In Nigeria’s teeming city of Lagos, children in the Makoko area swim and play in filthy water surrounded by garbage
ABIDJAN, Ivory Coast (AP) — In Nigeria's teeming city of Lagos, children in the Makoko area swim and play in filthy water surrounded by garbage.
In Ivory Coast's largest city, Abidjan, thousands of families must fetch water from streams for their daily needs.
In Mozambique and Malawi the recent destruction and flooding caused by Cyclone Freddy have displaced more than 500,000 people and the lack of clean water has seen a dramatic rise in cholera cases.
March 22 is the United Nation’s World Water Day, marked annually since 1993 to raise awareness about the pressing need for billions of people around the world to have access to clean water and sanitation.
According to the UN, 1 in 4 people – 2 billion people worldwide – lack safe drinking water and 1.4 million people die annually of diseases related to poor water, sanitation and hygiene.
An estimated 190 million children in 10 African countries are at the highest risk from inadequate access to clean water and sanitation facilities exposing them to hygiene-related diseases, according to a new analysis by UNICEF, the UN’s children’s fund.
A rise in extreme weather conditions caused by climate change has added to the hazards, said the report.
In Abidjan, Ivory’s Coast’s port city and fast growing economic hub, many communities find themselves without clean water provision.
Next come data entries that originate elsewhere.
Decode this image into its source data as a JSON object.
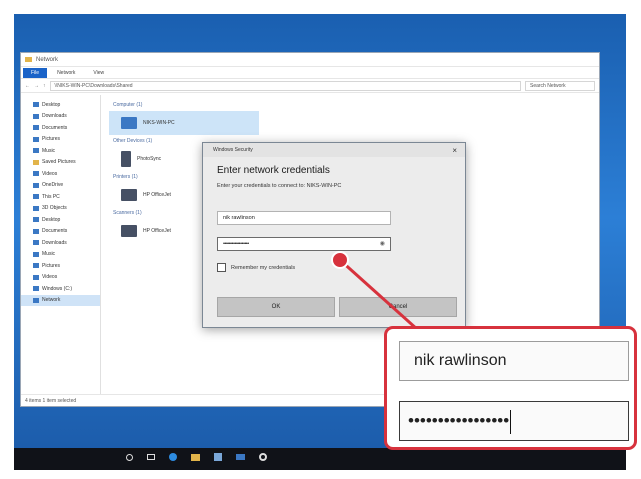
{
  "explorer": {
    "title": "Network",
    "ribbon_tabs": [
      "File",
      "Network",
      "View"
    ],
    "address_path": "\\\\NIKS-WIN-PC\\Downloads\\Shared",
    "search_placeholder": "Search Network",
    "nav_items": [
      {
        "label": "Desktop",
        "icon": "desktop-icon"
      },
      {
        "label": "Downloads",
        "icon": "download-icon"
      },
      {
        "label": "Documents",
        "icon": "document-icon"
      },
      {
        "label": "Pictures",
        "icon": "picture-icon"
      },
      {
        "label": "Music",
        "icon": "music-icon"
      },
      {
        "label": "Saved Pictures",
        "icon": "folder-icon"
      },
      {
        "label": "Videos",
        "icon": "video-icon"
      },
      {
        "label": "OneDrive",
        "icon": "cloud-icon"
      },
      {
        "label": "This PC",
        "icon": "computer-icon"
      },
      {
        "label": "3D Objects",
        "icon": "cube-icon"
      },
      {
        "label": "Desktop",
        "icon": "desktop-icon"
      },
      {
        "label": "Documents",
        "icon": "document-icon"
      },
      {
        "label": "Downloads",
        "icon": "download-icon"
      },
      {
        "label": "Music",
        "icon": "music-icon"
      },
      {
        "label": "Pictures",
        "icon": "picture-icon"
      },
      {
        "label": "Videos",
        "icon": "video-icon"
      },
      {
        "label": "Windows (C:)",
        "icon": "drive-icon"
      },
      {
        "label": "Network",
        "icon": "network-icon"
      }
    ],
    "groups": [
      {
        "title": "Computer (1)",
        "items": [
          "NIKS-WIN-PC"
        ]
      },
      {
        "title": "Other Devices (1)",
        "items": [
          "PhotoSync"
        ]
      },
      {
        "title": "Printers (1)",
        "items": [
          "HP OfficeJet"
        ]
      },
      {
        "title": "Scanners (1)",
        "items": [
          "HP OfficeJet"
        ]
      }
    ],
    "status_text": "4 items    1 item selected"
  },
  "dialog": {
    "window_title": "Windows Security",
    "close_label": "×",
    "heading": "Enter network credentials",
    "subtitle": "Enter your credentials to connect to: NIKS-WIN-PC",
    "username_value": "nik rawlinson",
    "password_value": "••••••••••••••••••",
    "reveal_glyph": "◉",
    "remember_label": "Remember my credentials",
    "ok_label": "OK",
    "cancel_label": "Cancel"
  },
  "zoom": {
    "username_value": "nik rawlinson",
    "password_value": "•••••••••••••••••"
  },
  "taskbar": {
    "icons": [
      "search-icon",
      "taskview-icon",
      "edge-icon",
      "explorer-icon",
      "store-icon",
      "mail-icon",
      "settings-icon"
    ]
  },
  "colors": {
    "accent": "#1a63c8",
    "callout": "#d7323d",
    "desktop": "#2c7fd6"
  }
}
Women collect water from streams to meet household requirements.
Water may dribble out of the taps at home late at night if they are lucky and homes are full of plastic containers and buckets to collect it when it does.
Local officials in Ivory Coast blame insufficient electrical power for their pumps in part for the problems here. Transporting and selling water at about 15 cents per 20 liter (5 gallon) container is a profitable business for some.
One of the world’s Sustainable Development Goals is for everyone to have safe water and sanitation by 2030.
A report launched on the eve of the first major U.N. conference on water in over 45 years says 26% of the world’s population doesn’t have access to safe drinking water and 46% lacks access to basic sanitation.
The U.N. World Water Development Report 2023, issued this week, paints a stark picture of the huge gap that needs to be filled to meet U.N. goals to ensure all people have access to clean water and sanitation by 2030.
The estimated cost of meeting the goals is between $600 billion and $1 trillion a year, according to Richard Connor, editor-in-chief of the report.
It's necessary for investors, governments and climate change communities to forge partnerships to see that money is invested to sustain the environment and provide potable water to the 2 billion people who don’t have it, said Connor.